Tiap tahun, sekitar 490.000 perempuan di dunia didiagnosa menderita kanker leher rahim atau kanker serviks, dan 240.000 di antaranya meninggal dunia. Setiap dua menit di seluruh dunia terdapat satu perempuan yang meninggal akibat kanker ganas ini, dan 80 persen terjadi di negara berkembang, termasuk Indonesia.

Menurut data Globocan 2002, terdapat lebih dari 42.000 kasus baru kanker serviks dengan sekitar 22.000 kematian pada wanita di Asia Tenggara. Indonesia adalah negara nomor satu dengan kasus kanker serviks terbanyak, yakni 15.000 kasus, atau di atas Filipina sekitar 6.000 dan Malaysia 1.492 kasus.

Ahli obstetri dan ginekologi di Fakultas Kedokteran Universitas Indonesia, dr Dwiana Ocviyanti, mengemukakan, di Indonesia kanker serviks paling banyak diderita oleh perempuan dan merupakan kanker yang menduduki posisi teratas penyebab kematian.

“Setiap hari terdapat 41 kasus baru dan 20 kematian akibat kanker di Indonesia. Sebanyak 80 persen dari kasus kanker serviks meninggal dunia karena pada saat penderita memeriksakan dirinya, sudah pada stadium lanjut yang berakhir dengan kematian,” ujar Dwiana, kepada SP, di Jakarta, belum lama ini.

Dia menjelaskan, kanker serviks adalah kanker pada organ reproduksi wanita yang merupakan pintu masuk ke arah rahim dan vagina. Kanker ini ditandai dengan tumbuhnya sel-sel yang tidak normal pada rahim.

Sel-sel tersebut diakibatkan oleh human papilloma virus (HPV). Masuknya virus ini ke dalam vagina tanpa disadari perempuan karena tidak menampakkan gejala-gejala yang khas. Oleh karenanya, banyak yang sampai stadium lanjut.

Kanker ini, katanya, tidak terjadi secara tiba-tiba. Sebelum menjadi kanker, virus mengalami proses perubahan selama bertahun-tahun atau prakanker yang akhirnya berkembang menjadi kanker.

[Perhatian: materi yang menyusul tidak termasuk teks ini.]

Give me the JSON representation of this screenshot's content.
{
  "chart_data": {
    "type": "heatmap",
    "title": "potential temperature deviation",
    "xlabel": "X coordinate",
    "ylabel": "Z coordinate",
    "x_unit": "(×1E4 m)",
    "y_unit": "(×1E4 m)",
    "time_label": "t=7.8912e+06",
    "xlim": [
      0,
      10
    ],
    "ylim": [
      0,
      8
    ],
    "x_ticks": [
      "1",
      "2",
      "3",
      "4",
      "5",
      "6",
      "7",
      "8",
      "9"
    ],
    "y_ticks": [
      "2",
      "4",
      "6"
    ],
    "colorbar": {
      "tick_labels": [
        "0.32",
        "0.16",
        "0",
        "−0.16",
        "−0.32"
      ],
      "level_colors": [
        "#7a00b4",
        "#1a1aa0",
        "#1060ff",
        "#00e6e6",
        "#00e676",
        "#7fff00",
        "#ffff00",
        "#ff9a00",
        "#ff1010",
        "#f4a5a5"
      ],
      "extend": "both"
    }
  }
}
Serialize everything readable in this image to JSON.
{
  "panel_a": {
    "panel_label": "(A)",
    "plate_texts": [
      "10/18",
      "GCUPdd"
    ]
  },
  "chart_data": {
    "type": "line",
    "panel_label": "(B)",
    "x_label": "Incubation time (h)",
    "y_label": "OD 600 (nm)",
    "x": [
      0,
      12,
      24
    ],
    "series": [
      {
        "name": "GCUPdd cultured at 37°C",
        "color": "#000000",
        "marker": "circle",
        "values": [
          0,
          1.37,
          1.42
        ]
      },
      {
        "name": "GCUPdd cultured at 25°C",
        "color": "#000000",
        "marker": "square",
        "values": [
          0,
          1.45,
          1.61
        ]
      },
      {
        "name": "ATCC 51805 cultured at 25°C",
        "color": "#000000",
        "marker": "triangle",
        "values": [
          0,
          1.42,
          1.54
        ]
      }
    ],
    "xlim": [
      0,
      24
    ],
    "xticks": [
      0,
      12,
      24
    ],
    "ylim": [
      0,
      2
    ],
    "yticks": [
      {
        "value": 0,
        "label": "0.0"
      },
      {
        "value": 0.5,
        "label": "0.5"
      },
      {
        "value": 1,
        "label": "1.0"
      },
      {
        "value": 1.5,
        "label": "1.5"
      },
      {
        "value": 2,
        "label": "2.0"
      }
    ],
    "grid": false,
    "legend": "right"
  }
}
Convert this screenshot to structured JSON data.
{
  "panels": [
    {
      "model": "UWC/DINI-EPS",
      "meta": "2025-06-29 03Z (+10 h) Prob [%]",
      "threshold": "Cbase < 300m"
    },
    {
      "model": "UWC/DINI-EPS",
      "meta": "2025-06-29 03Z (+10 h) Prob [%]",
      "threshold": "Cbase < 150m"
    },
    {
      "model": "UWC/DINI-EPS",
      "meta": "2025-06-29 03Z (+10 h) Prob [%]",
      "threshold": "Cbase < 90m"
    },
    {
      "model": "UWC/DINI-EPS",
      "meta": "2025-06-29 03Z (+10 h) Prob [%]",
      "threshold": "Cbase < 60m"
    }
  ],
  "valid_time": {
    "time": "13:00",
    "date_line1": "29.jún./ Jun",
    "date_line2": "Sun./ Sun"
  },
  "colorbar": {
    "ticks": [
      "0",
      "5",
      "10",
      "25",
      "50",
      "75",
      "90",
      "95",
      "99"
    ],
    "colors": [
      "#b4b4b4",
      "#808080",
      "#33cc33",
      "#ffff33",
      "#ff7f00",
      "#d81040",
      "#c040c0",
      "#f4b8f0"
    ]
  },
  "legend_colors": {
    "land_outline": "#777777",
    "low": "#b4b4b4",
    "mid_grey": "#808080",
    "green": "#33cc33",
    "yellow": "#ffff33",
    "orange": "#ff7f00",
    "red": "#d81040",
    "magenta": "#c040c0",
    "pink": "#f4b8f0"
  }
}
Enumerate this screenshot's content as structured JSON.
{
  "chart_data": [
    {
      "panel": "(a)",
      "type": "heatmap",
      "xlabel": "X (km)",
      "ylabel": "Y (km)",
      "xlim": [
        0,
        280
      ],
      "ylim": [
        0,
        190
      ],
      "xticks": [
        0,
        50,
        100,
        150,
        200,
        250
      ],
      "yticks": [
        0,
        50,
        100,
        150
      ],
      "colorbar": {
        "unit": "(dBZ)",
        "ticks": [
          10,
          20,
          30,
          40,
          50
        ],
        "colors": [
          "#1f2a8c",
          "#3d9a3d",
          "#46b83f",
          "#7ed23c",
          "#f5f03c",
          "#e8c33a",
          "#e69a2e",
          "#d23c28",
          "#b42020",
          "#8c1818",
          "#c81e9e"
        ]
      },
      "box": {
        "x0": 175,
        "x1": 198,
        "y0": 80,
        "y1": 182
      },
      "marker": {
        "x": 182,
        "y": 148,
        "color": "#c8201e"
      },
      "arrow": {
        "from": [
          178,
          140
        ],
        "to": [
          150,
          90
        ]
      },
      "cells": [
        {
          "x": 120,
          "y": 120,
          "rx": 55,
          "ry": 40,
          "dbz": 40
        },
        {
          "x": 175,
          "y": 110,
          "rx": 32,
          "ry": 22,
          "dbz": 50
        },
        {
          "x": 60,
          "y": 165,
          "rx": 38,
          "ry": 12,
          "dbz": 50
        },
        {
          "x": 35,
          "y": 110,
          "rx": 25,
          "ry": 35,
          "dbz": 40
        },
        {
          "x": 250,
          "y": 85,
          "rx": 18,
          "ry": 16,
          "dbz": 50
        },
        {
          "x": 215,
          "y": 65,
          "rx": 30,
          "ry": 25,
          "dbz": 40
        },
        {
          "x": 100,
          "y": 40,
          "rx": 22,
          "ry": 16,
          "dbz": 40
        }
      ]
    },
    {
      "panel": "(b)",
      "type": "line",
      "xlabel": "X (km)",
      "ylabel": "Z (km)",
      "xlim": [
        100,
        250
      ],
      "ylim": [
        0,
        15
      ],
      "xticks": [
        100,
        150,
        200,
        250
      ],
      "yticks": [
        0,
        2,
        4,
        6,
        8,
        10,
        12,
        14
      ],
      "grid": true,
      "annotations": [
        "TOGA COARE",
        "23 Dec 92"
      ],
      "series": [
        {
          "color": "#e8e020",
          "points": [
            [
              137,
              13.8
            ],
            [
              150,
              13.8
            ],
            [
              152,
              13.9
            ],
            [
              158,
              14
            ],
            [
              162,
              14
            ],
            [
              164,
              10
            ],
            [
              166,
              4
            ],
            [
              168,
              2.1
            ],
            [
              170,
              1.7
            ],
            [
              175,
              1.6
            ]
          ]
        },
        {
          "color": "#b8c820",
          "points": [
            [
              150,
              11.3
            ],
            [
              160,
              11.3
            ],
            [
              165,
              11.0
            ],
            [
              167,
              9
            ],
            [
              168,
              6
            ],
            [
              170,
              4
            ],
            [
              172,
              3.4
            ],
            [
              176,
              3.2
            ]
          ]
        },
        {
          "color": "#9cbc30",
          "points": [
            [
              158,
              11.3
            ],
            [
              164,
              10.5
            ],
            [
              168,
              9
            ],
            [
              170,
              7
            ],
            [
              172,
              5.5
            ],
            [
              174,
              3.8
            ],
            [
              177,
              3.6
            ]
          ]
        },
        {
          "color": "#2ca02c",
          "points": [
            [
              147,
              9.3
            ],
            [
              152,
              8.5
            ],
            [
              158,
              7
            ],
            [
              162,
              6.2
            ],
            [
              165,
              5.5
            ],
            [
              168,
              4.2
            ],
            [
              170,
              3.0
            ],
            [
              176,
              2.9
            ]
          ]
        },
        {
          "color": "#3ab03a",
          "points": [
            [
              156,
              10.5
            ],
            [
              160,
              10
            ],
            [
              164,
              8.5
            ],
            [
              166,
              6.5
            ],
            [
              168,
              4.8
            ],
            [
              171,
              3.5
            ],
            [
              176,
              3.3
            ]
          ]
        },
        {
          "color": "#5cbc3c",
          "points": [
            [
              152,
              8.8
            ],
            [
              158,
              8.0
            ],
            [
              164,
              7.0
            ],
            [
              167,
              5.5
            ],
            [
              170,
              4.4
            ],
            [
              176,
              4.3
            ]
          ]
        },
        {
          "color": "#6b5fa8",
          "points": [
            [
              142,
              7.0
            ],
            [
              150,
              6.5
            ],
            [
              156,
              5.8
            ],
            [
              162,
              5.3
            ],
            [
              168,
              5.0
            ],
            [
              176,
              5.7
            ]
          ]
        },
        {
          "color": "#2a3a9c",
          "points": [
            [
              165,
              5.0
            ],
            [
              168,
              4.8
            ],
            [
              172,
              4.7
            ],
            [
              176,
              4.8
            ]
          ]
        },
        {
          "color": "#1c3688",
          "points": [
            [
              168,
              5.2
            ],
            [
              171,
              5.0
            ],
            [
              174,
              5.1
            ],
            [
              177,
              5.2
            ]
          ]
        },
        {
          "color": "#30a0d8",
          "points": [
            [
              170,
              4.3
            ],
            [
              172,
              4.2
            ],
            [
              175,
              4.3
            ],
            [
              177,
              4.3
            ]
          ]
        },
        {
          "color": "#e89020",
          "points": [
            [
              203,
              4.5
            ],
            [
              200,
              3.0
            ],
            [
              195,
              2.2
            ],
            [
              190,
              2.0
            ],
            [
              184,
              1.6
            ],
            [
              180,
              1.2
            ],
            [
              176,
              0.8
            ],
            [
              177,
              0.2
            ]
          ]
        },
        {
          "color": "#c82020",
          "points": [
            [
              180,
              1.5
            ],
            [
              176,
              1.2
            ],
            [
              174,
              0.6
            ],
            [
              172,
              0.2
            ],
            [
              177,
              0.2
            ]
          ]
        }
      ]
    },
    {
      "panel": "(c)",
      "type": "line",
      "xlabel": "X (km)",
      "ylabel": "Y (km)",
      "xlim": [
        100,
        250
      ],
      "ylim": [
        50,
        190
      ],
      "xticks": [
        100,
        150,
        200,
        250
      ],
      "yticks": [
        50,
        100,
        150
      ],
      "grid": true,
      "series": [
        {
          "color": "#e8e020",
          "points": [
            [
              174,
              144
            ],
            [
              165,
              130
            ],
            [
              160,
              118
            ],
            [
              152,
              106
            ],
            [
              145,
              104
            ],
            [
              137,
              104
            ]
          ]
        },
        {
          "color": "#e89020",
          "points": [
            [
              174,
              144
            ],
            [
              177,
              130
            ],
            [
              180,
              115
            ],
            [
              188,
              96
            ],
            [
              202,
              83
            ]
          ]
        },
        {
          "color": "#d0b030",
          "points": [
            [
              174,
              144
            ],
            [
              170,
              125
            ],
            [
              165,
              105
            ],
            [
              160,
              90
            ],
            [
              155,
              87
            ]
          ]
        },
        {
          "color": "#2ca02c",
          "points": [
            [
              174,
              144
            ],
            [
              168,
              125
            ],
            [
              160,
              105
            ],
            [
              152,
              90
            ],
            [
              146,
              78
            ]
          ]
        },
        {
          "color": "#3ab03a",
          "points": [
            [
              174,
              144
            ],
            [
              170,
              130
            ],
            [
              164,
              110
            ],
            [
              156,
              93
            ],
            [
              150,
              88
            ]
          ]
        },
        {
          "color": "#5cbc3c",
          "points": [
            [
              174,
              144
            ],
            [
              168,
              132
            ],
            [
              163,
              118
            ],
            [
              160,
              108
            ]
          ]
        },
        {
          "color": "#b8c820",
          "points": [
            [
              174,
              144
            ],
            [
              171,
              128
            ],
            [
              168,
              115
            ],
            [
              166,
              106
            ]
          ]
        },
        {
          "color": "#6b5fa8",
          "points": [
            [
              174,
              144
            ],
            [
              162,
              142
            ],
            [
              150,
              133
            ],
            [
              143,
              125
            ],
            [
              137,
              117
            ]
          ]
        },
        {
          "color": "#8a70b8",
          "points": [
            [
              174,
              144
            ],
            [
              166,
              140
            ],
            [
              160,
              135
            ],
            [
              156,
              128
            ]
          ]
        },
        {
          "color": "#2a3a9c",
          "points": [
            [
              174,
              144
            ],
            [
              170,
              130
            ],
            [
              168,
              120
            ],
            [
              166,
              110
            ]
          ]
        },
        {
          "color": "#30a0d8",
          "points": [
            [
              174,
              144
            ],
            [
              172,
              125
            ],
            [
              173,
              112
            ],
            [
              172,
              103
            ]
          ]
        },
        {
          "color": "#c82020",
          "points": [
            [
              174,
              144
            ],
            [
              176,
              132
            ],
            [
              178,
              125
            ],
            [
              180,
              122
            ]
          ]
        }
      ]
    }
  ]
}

Rentan waktu di mana sel-sel tersebut bisa berkembang menjadi kanker serviks adalah 5-20 tahun. Selama jeda waktu itu jika dilakukan pengobatan, maka sel-sel tersebut bisa mati, namun jika dibiarkan akan menjadi kanker serviks yang sulit disembuhkan.

Setelah virus HPV berubah menjadi kanker stadium lanjut maka, muncullah gejala yang khas, di antaranya pendarahan sesudah melakukan hubungan intim, keluar keputihan atau cairan encer dari kelamin, pendarahan sesudah mati haid atau menopause, pada tahap lanjut dapat keluar cairan kekuning-kuningan, berbau atau bercampur darah, nyeri panggul, dan tidak dapat buang air kecil.

“Kalau sudah ditemukan hal-hal yang abnormal seperti itu, sebaiknya langsung dilaporkan, agar mendapat pengobatan segera, dan jangan menganggap sepele. Namun, saran saya jangan tunggu sampai gejala ini muncul karena biasanya ini sudah sampai status yang parah sekali. Periksa secara dini meskipun tubuh dalam keadaan sehat,” ujarnya.

Selain HPV sebagai faktor utama kanker serviks, ada juga faktor lain yang bisa mengakibatkan perkembangan virus cepat menjadi kanker, yakni sering berganti-ganti pasangan seksual, sering menderita infeksi di alat kelamin, melahirkan banyak anak, dan kebiasaan merokok.

Cegah Sejak Dini

Kanker serviks, kata Dwiana, sudah dapat dicegah sejak dini dengan vaksinasi. Tipe vaksinnya adalah bivalen untuk mencegah virus 16 dan 18 yang merupakan virus penyebab terjadinya kanker serviks. Vaksin ini telah ditemukan pada 2001 tetapi baru dikonsumsi publik pada 2007. Vaksin ini juga berkhasiat melawan infeksi menetap yang disebabkan tipe HPV onkogenik lainnya.

Dwiana mengatakan, vaksinasi merupakan pencegahan primer kanker serviks. Bahkan, seratus persen bisa terhindar dari kanker serviks. Vaksinasi bisa dilakukan pada usia sembilan tahun dan seterusnya. Secara optimal, vaksin ini bekerja dari usia sembilan sampai 26 tahun.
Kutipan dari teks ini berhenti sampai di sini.